La ligue des héros peut paraître un rien désarmant au premier abord. Mauméjan a scindé son intrigue en deux. La première nous conte une Angleterre du début du siècle bien différente de celle des livres d’histoires. En effet Peter Pan a débarqué en plein Londres et mène la vie dure aux anglais, se rendant coupable de nombreux délits et jouant régulièrement au kidnappeur d’enfants. Avec les fées, Pirates et Peaux Rouges qui l’accompagnent, il met une touche de couleur dans la capitale londonienne. Heureusement, pour déjouer ses sombres machinations et celles des truands de tout poils, les services de sa majesté comportent une section supplémentaire : La ligue des héros. Ces hommes beaux, intelligents, surdoués… et pétris d’un nombre incroyable d’autres qualités, sauvent régulièrement le monde entre deux tasses de thé dans leur quartier général. Deuxième partie de l’histoire, l’arrivée en 1969 d’un amnésique dans une modeste famille londonienne. Les services sociaux le présentent comme le père retrouvé de la femme du couple. Mais l’adaptation de cet homme de 60 ans ne sera pas évidente. Et surtout qui est-il réellement ?

Un héros trop parfait

Sans donner dans la langue de bois, La ligue des héros est somme toute un livre agréable. Il y a un peu de Burroughs là dedans, mélangé à un doigt de Comics américains, le tout secoué par des allers-retours entre les deux intrigues et un final étonnant. Seuls soucis, ce roman a les qualités de ses défauts. En évoquant de grandes figures héroïques à la Tarzan, on finit par être agacé de tant qualités.

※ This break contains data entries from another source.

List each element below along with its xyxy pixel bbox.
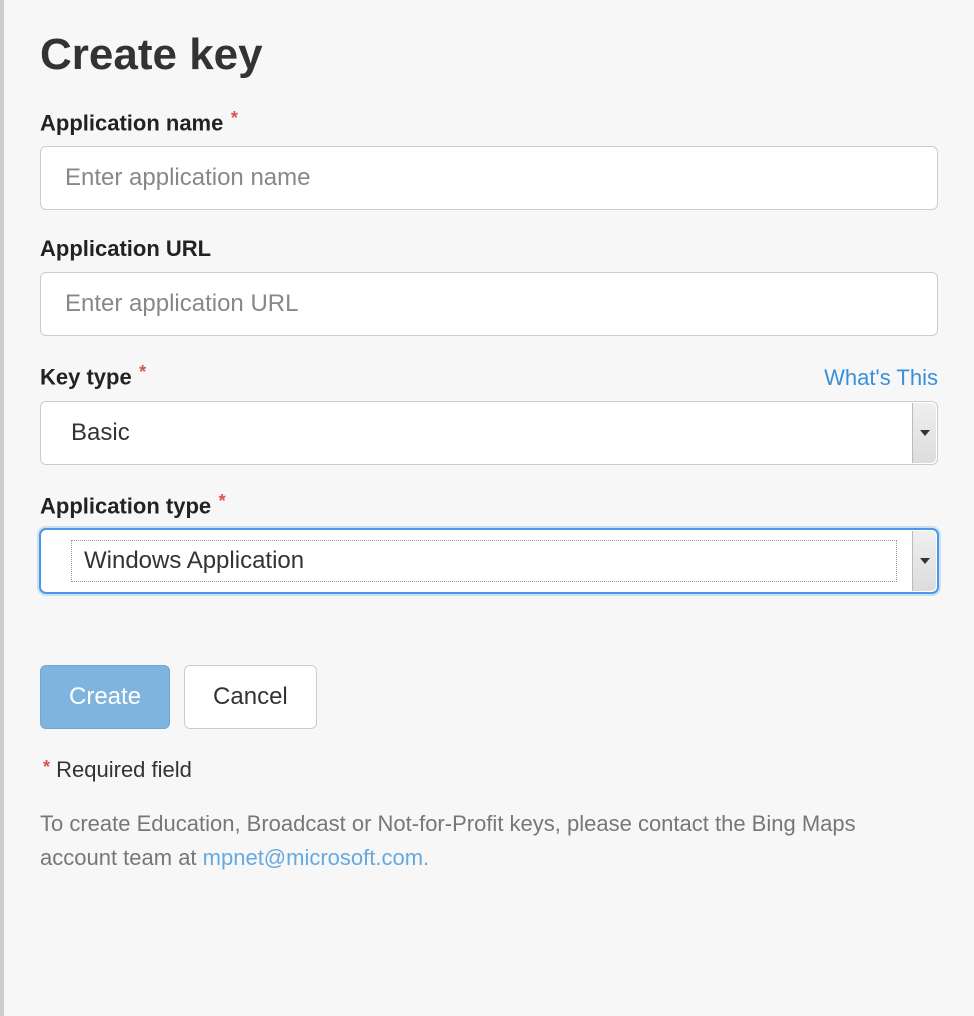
- app-name-input[interactable]: [40, 146, 938, 210]
- chevron-down-icon: [912, 531, 936, 591]
- required-field-note: * Required field: [40, 757, 938, 783]
- chevron-down-icon: [912, 403, 936, 463]
- app-url-label: Application URL: [40, 236, 211, 261]
- button-row: Create Cancel: [40, 665, 938, 729]
- key-type-select[interactable]: Basic: [40, 401, 938, 465]
- app-type-label: Application type: [40, 493, 211, 518]
- field-application-type: Application type * Windows Application: [40, 491, 938, 593]
- contact-email-link[interactable]: mpnet@microsoft.com.: [203, 845, 430, 870]
- required-marker: *: [231, 108, 238, 128]
- cancel-button[interactable]: Cancel: [184, 665, 317, 729]
- create-button[interactable]: Create: [40, 665, 170, 729]
- create-key-form: Create key Application name * Applicatio…: [4, 0, 974, 895]
- app-type-value: Windows Application: [71, 540, 897, 582]
- required-marker: *: [219, 491, 226, 511]
- field-application-name: Application name *: [40, 108, 938, 210]
- app-url-input[interactable]: [40, 272, 938, 336]
- info-text: To create Education, Broadcast or Not-fo…: [40, 807, 920, 875]
- field-key-type: Key type * What's This Basic: [40, 362, 938, 464]
- key-type-label: Key type: [40, 365, 132, 390]
- field-application-url: Application URL: [40, 236, 938, 336]
- required-marker: *: [139, 362, 146, 382]
- key-type-value: Basic: [71, 419, 909, 447]
- page-title: Create key: [40, 30, 938, 80]
- whats-this-link[interactable]: What's This: [824, 365, 938, 391]
- app-name-label: Application name: [40, 110, 223, 135]
- app-type-select[interactable]: Windows Application: [40, 529, 938, 593]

Le héros, Lord Kraven, est un bloc monolithique, perpétuellement sûr de lui et de ses capacités, se sentant et étant de fait plus fort que les autres. Heureusement cela induit quelques trop rares moments salvateurs de doute. Mais pour le reste il est presque " too much ". Evidemment, ma conscience de chroniqueur me souffle que ce caractère n’est pas fortuit et qu’il est certainement présent pour mieux le remettre en cause à la fin. Il reste agaçant quand même. Bref, le livre est dans l’ensemble plutôt bon même si mon sentiment personnel est plutôt mitigé.